Was sich anhört wie eine Reptilienart ist eine Gruppe bestimmter Arzneimittel. Der berühmteste Vertreter ist Metformin (Glucophage® u.a.), einer der wichtigsten Wirkstoffe in der oralen Diabetes-Therapie (Tabletten statt Insulin).

Alle Biguanide haben eine bestimmte chemische Struktur, was sie zu Vertretern ein und derselben Gruppe macht. Das war es aber auch schon fast mit den Gemeinsamkeiten. Das zweite, halbwegs berühmte Biguanid ist Proguanil, das in der Vorbeugung und Behandlung von Malaria eingesetzt wird. Es ist bekannter unter seinem Handelsnamen Paludrine®.

Gefahr der Laktat-Überschwemmung

Die zwei weiteren Biguanide, Buformin und Phenformin, wurden mit ähnlicher Absicht wie Metformin entwickelt, also für die Tabletten-Behandlung des Typ-2-Diabetes. Beide Wirkstoffe mussten aber Ende der 70er Jahre wieder vom Markt genommen werden, weil es zu Todesfällen nach der Einnahme gekommen war. Und zwar kann es durch eine Hemmung der Laktat-Verwertung im Körper zu einer sogenannten Laktat-Azidose kommen. Das ist eine massive Übersäuerung des Blutes mit Laktat, die lebensgefährlich ist. Zwar kann auch Metformin zu einer Laktat-Erhöhung führen, hier ist die Gefahr bedrohlicher Zunahmen aber viel geringer.

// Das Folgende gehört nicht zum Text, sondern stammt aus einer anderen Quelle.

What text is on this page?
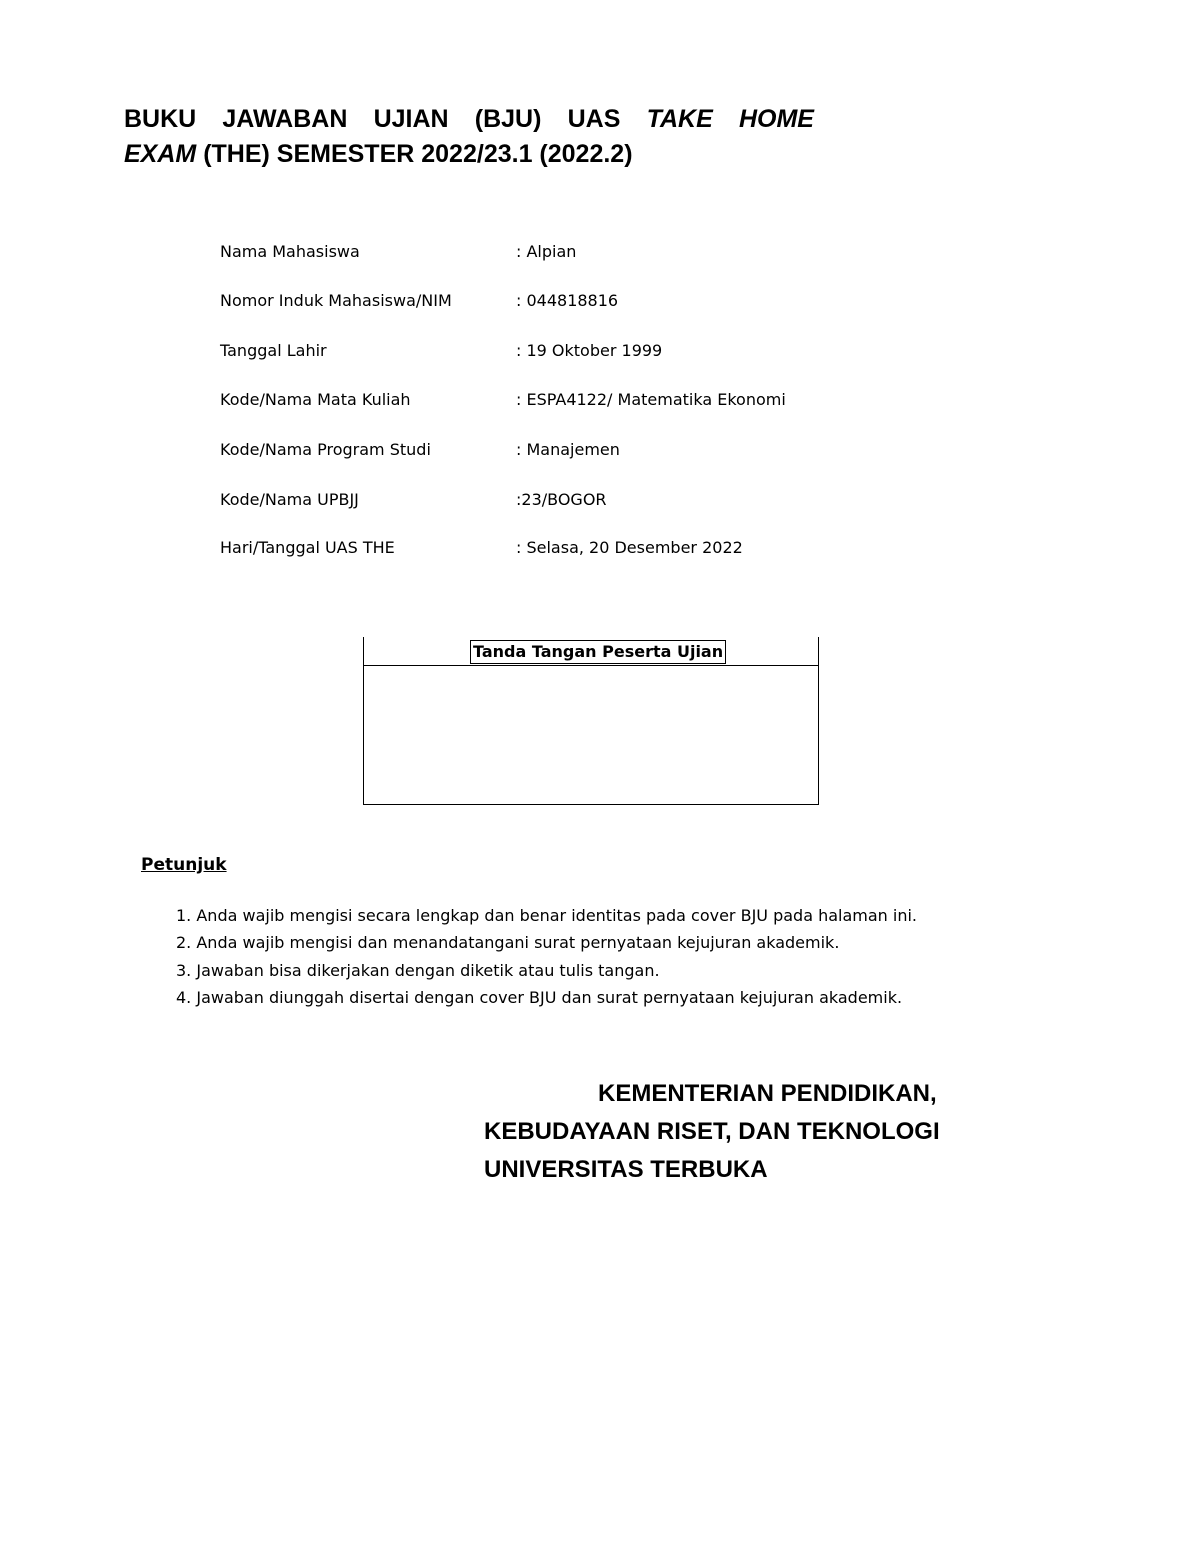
BUKU JAWABAN UJIAN (BJU) UAS TAKE HOME
EXAM (THE) SEMESTER 2022/23.1 (2022.2)
Nama Mahasiswa	: Alpian
Nomor Induk Mahasiswa/NIM	: 044818816
Tanggal Lahir	: 19 Oktober 1999
Kode/Nama Mata Kuliah	: ESPA4122/ Matematika Ekonomi
Kode/Nama Program Studi	: Manajemen
Kode/Nama UPBJJ	:23/BOGOR
Hari/Tanggal UAS THE	: Selasa, 20 Desember 2022
Tanda Tangan Peserta Ujian
Petunjuk
1. Anda wajib mengisi secara lengkap dan benar identitas pada cover BJU pada halaman ini.
2. Anda wajib mengisi dan menandatangani surat pernyataan kejujuran akademik.
3. Jawaban bisa dikerjakan dengan diketik atau tulis tangan.
4. Jawaban diunggah disertai dengan cover BJU dan surat pernyataan kejujuran akademik.
KEMENTERIAN PENDIDIKAN,
KEBUDAYAAN RISET, DAN TEKNOLOGI
UNIVERSITAS TERBUKA
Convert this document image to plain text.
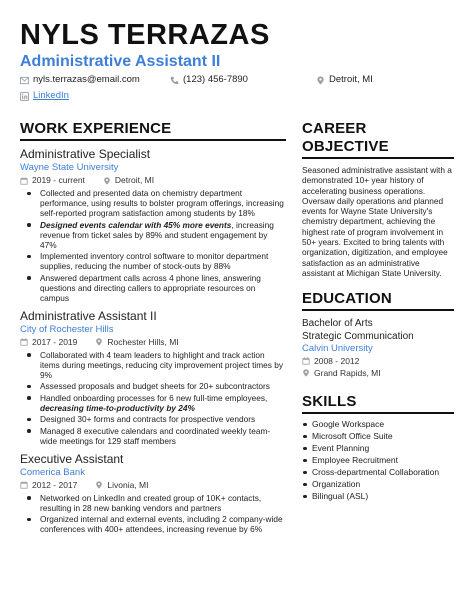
NYLS TERRAZAS
Administrative Assistant II
nyls.terrazas@email.com	(123) 456-7890	Detroit, MI
LinkedIn
WORK EXPERIENCE
Administrative Specialist
Wayne State University
2019 - current	Detroit, MI
Collected and presented data on chemistry department performance, using results to bolster program offerings, increasing self-reported program satisfaction among students by 18%
Designed events calendar with 45% more events, increasing revenue from ticket sales by 89% and student engagement by 47%
Implemented inventory control software to monitor department supplies, reducing the number of stock-outs by 88%
Answered department calls across 4 phone lines, answering questions and directing callers to appropriate resources on campus
Administrative Assistant II
City of Rochester Hills
2017 - 2019	Rochester Hills, MI
Collaborated with 4 team leaders to highlight and track action items during meetings, reducing city improvement project times by 9%
Assessed proposals and budget sheets for 20+ subcontractors
Handled onboarding processes for 6 new full-time employees, decreasing time-to-productivity by 24%
Designed 30+ forms and contracts for prospective vendors
Managed 8 executive calendars and coordinated weekly team-wide meetings for 129 staff members
Executive Assistant
Comerica Bank
2012 - 2017	Livonia, MI
Networked on LinkedIn and created group of 10K+ contacts, resulting in 28 new banking vendors and partners
Organized internal and external events, including 2 company-wide conferences with 400+ attendees, increasing revenue by 6%
CAREER
OBJECTIVE
Seasoned administrative assistant with a demonstrated 10+ year history of accelerating business operations. Oversaw daily operations and planned events for Wayne State University's chemistry department, achieving the highest rate of program involvement in 50+ years. Excited to bring talents with organization, digitization, and employee satisfaction as an administrative assistant at Michigan State University.
EDUCATION
Bachelor of Arts
Strategic Communication
Calvin University
2008 - 2012
Grand Rapids, MI
SKILLS
Google Workspace
Microsoft Office Suite
Event Planning
Employee Recruitment
Cross-departmental Collaboration
Organization
Bilingual (ASL)
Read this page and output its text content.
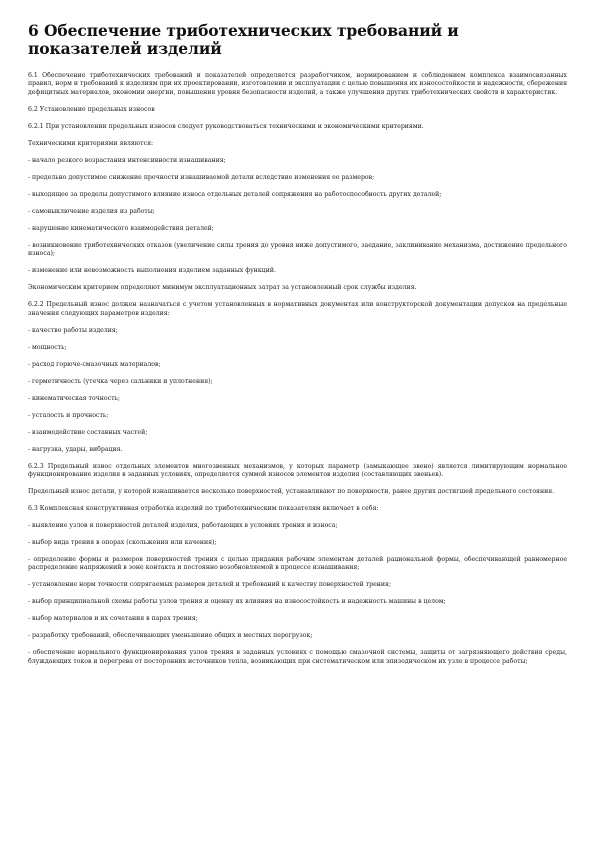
6 Обеспечение триботехнических требований и показателей изделий

6.1 Обеспечение триботехнических требований и показателей определяется разработчиком, нормированием и соблюдением комплекса взаимосвязанных правил, норм и требований к изделиям при их проектировании, изготовлении и эксплуатации с целью повышения их износостойкости и надежности, сбережения дефицитных материалов, экономии энергии, повышения уровня безопасности изделий, а также улучшения других триботехнических свойств и характеристик.

6.2 Установление предельных износов

6.2.1 При установлении предельных износов следует руководствоваться техническими и экономическими критериями.

Техническими критериями являются:

- начало резкого возрастания интенсивности изнашивания;

- предельно допустимое снижение прочности изнашиваемой детали вследствие изменения ее размеров;

- выходящее за пределы допустимого влияние износа отдельных деталей сопряжения на работоспособность других деталей;

- самовыключение изделия из работы;

- нарушение кинематического взаимодействия деталей;

- возникновение триботехнических отказов (увеличение силы трения до уровня ниже допустимого, заедание, заклинивание механизма, достижение предельного износа);

- изменение или невозможность выполнения изделием заданных функций.

Экономическим критерием определяют минимум эксплуатационных затрат за установленный срок службы изделия.

6.2.2 Предельный износ должен назначаться с учетом установленных в нормативных документах или конструкторской документации допусков на предельные значения следующих параметров изделия:

- качество работы изделия;

- мощность;

- расход горюче-смазочных материалов;

- герметичность (утечка через сальники и уплотнения);

- кинематическая точность;

- усталость и прочность;

- взаимодействие составных частей;

- нагрузка, удары, вибрация.

6.2.3 Предельный износ отдельных элементов многозвенных механизмов, у которых параметр (замыкающее звено) является лимитирующим нормальное функционирование изделия в заданных условиях, определяется суммой износов элементов изделия (составляющих звеньев).

Предельный износ детали, у которой изнашивается несколько поверхностей, устанавливают по поверхности, ранее других достигшей предельного состояния.

6.3 Комплексная конструктивная отработка изделий по триботехническим показателям включает в себя:

- выявление узлов и поверхностей деталей изделия, работающих в условиях трения и износа;

- выбор вида трения в опорах (скольжения или качения);

- определение формы и размеров поверхностей трения с целью придания рабочим элементам деталей рациональной формы, обеспечивающей равномерное распределение напряжений в зоне контакта и постоянно возобновляемой в процессе изнашивания;

- установление норм точности сопрягаемых размеров деталей и требований к качеству поверхностей трения;

- выбор принципиальной схемы работы узлов трения и оценку их влияния на износостойкость и надежность машины в целом;

- выбор материалов и их сочетания в парах трения;

- разработку требований, обеспечивающих уменьшение общих и местных перегрузок;

- обеспечение нормального функционирования узлов трения в заданных условиях с помощью смазочной системы, защиты от загрязняющего действия среды, блуждающих токов и перегрева от посторонних источников тепла, возникающих при систематическом или эпизодическом их узле в процессе работы;
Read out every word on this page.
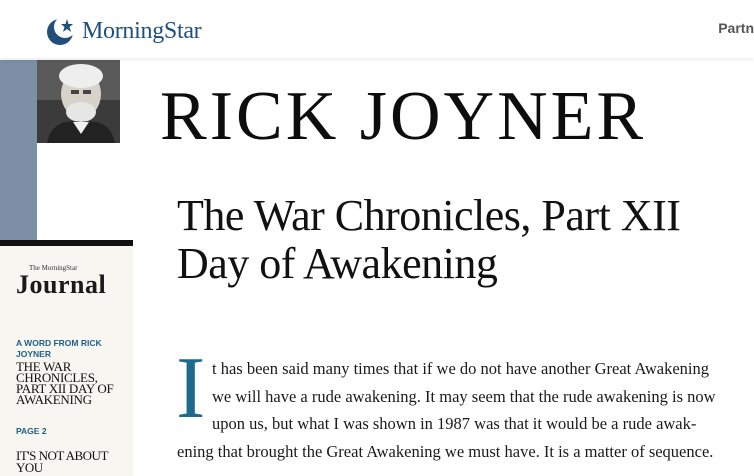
MorningStar	Partn
RICK JOYNER
The War Chronicles, Part XII
Day of Awakening
The MorningStar
Journal
A WORD FROM RICK JOYNER
THE WAR CHRONICLES, PART XII DAY OF AWAKENING
PAGE 2
IT'S NOT ABOUT YOU
I t has been said many times that if we do not have another Great Awakening
we will have a rude awakening. It may seem that the rude awakening is now
upon us, but what I was shown in 1987 was that it would be a rude awak-
ening that brought the Great Awakening we must have. It is a matter of sequence.
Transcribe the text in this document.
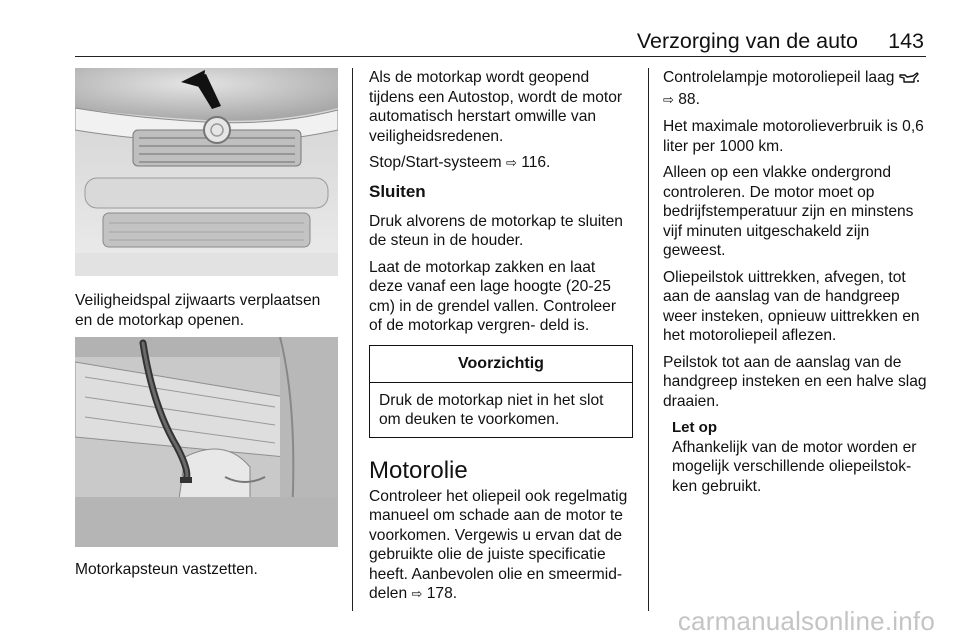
Verzorging van de auto	143

Veiligheidspal zijwaarts verplaatsen en de motorkap openen.

Motorkapsteun vastzetten.

Als de motorkap wordt geopend tijdens een Autostop, wordt de motor automatisch herstart omwille van veiligheidsredenen.

Stop/Start-systeem ⇨ 116.

Sluiten

Druk alvorens de motorkap te sluiten de steun in de houder.

Laat de motorkap zakken en laat deze vanaf een lage hoogte (20-25 cm) in de grendel vallen. Controleer of de motorkap vergren- deld is.

Voorzichtig
Druk de motorkap niet in het slot om deuken te voorkomen.

Motorolie

Controleer het oliepeil ook regelmatig manueel om schade aan de motor te voorkomen. Vergewis u ervan dat de gebruikte olie de juiste specificatie heeft. Aanbevolen olie en smeermid- delen ⇨ 178.

Controlelampje motoroliepeil laag
⇨ 88.

Het maximale motorolieverbruik is 0,6 liter per 1000 km.

Alleen op een vlakke ondergrond controleren. De motor moet op bedrijfstemperatuur zijn en minstens vijf minuten uitgeschakeld zijn geweest.

Oliepeilstok uittrekken, afvegen, tot aan de aanslag van de handgreep weer insteken, opnieuw uittrekken en het motoroliepeil aflezen.

Peilstok tot aan de aanslag van de handgreep insteken en een halve slag draaien.

Let op
Afhankelijk van de motor worden er mogelijk verschillende oliepeilstok- ken gebruikt.
carmanualsonline.info
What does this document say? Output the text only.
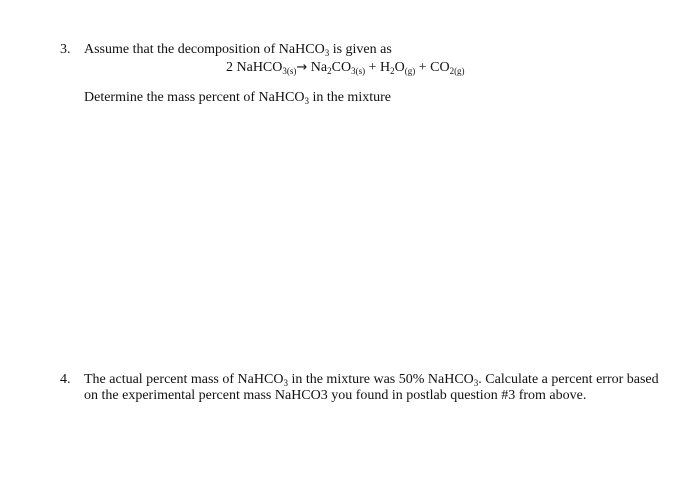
3. Assume that the decomposition of NaHCO$_3$ is given as
2 NaHCO$_{3(s)}$→ $Na_2CO_{3(s)} + H_2O_{(g)} + CO_{2(g)}$
Determine the mass percent of NaHCO$_3$ in the mixture
4. The actual percent mass of NaHCO$_3$ in the mixture was 50% NaHCO$_3$. Calculate a percent error based
on the experimental percent mass NaHCO3 you found in postlab question #3 from above.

Insgesamt sínd die Biguanide etwas seltsame Arzneistoffe, da sie einerseits schon seit Jahrzehnten erfolgreich eingesetzt werden (Metformin ist in der Diabetes-Therapie ein Klassiker, für Proguanil gilt ähnliches in der Malaria-Bekämpfung), andererseits immer noch nicht so ganz klar ist, wie sie wirken. Fest steht nur, dass ihre Wirkweise recht komplex ist. Metformin zum Beispiel hemmt nicht nur Leberzellen bei der Glukose-Produktion, es behindert auch die Glukose-Aufnahme im Darm und es sorgt zudem noch dafür, dass die Körperzellen Insulin besser verwerten können. Drei biochemisch völlig unterschiedliche Mechanismen, aber alle mit dem gleichen Effekt – zumindest bei Diabetes.

So etwas gibt es in der Arzneistoff-Entwicklung eher selten.